Cet été alors que j'investissais la demeure avec mes marmots, mon chat et des valoches à déprimer un liftier, j'ai décidé que ça suffisait ! Il était bien temps que les choses changent dans cette baraque et qu'il était révolu le temps où au prétexte de ne pas déranger les vêtements des défunts les miens étaient exclus des placards ! J'y ai passé deux jours. Deux jours pour deux malheureux réduits qui débordaient de tout ce que peut accumuler une famille pendant 30 ans. Tout en haut, derrière les bombes aérosols périmées depuis au moins une décennie, il y avait un sac en plastique blanc réduit à peu près en miettes.
Je l'ai extirpé en me demandant bien quelle horreur j'avais encore dénichée.

Il y avait deux paires de chaussures.
Blanches, avec encore de la boue dessus.
Deux paires de pointes.
L'une avec des bandes oranges, l'autre avec des bandes vertes.
Car j'avais des soucis d'esthétique quand j'étais jeunette...
Quand j'allais courir tous les dimanche matin en forêt avec mon papa.

Il n'y avait que ces deux paires.
Il n'y avait pas les siennes.
Il n'avait gardé que les miennes.

J'ai couru pendant des années.
J'ai couru quand ce n'était pas encore la mode, quand il n'y avait que nous à sautiller dans la boue en culotte courte !
Quand j'étais trop petite et que je n'aimais pas ça.
Sauf qu'on était avec notre papa et que finalement si on aimait bien, zomozygote et moi aller "cavaler" avec papa.

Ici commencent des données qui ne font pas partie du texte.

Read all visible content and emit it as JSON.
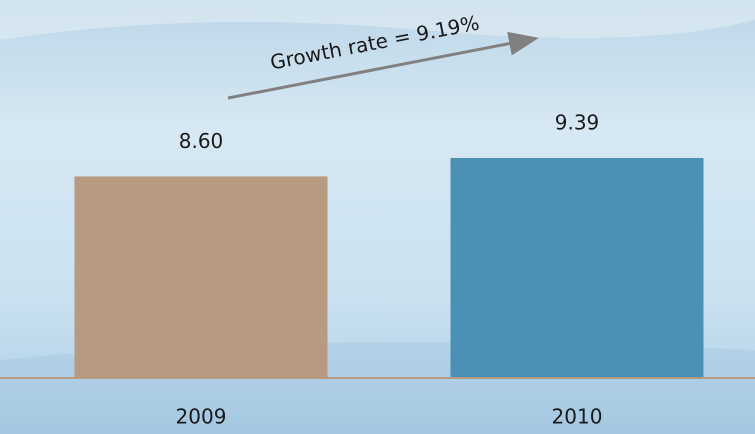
{
  "chart_data": {
    "type": "bar",
    "annotation": "Growth rate = 9.19%",
    "categories": [
      "2009",
      "2010"
    ],
    "values": [
      8.6,
      9.39
    ],
    "value_labels": [
      "8.60",
      "9.39"
    ],
    "colors": [
      "#b69b80",
      "#4b91b5"
    ]
  }
}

On a fait quelques compéte aussi.
J'ai en même fait beaucoup.
J'y crevais de trouille mais j'aimais ça quand même.
Surtout les cross.
J'adorais les cross rien que pour l'odeur de l'arnica qui se mêlait à celle du terreau frais.
Pour ces jambes crottées qu'on exhibait comme des blessures de guerre quand ce n'était pas nos joues ou nos scalps cochonnés qu'on arborait avec fierté !
Pour ces pointes dont on ignorait bientôt tout des couleurs mais que je choisissais toujours avec goût.
Tout le monde avait des bandes bleues.
Mais moi j'avais des bandes oranges ou des bandes vertes...



Aujourd'hui, il y avait la course des remparts de Laon.
Tout le monde courait, sauf moi et Tarquinou. Et je trouvais cela parfait !
Mais ce matin, en me levant, il y avait une putain d'envie qui me taraudait.
Certains dormaient, d'autres se préparaient.
Moi j'ai été chausser de vieilles chaussures.
Parce que j'étais grandette mais encore jeunette quand j'enfilais mes jolies pointes qui à bandes oranges, qui à bandes vertes.
Et depuis toutes ces décennies, il y a belle lurette que je ne les chausse plus.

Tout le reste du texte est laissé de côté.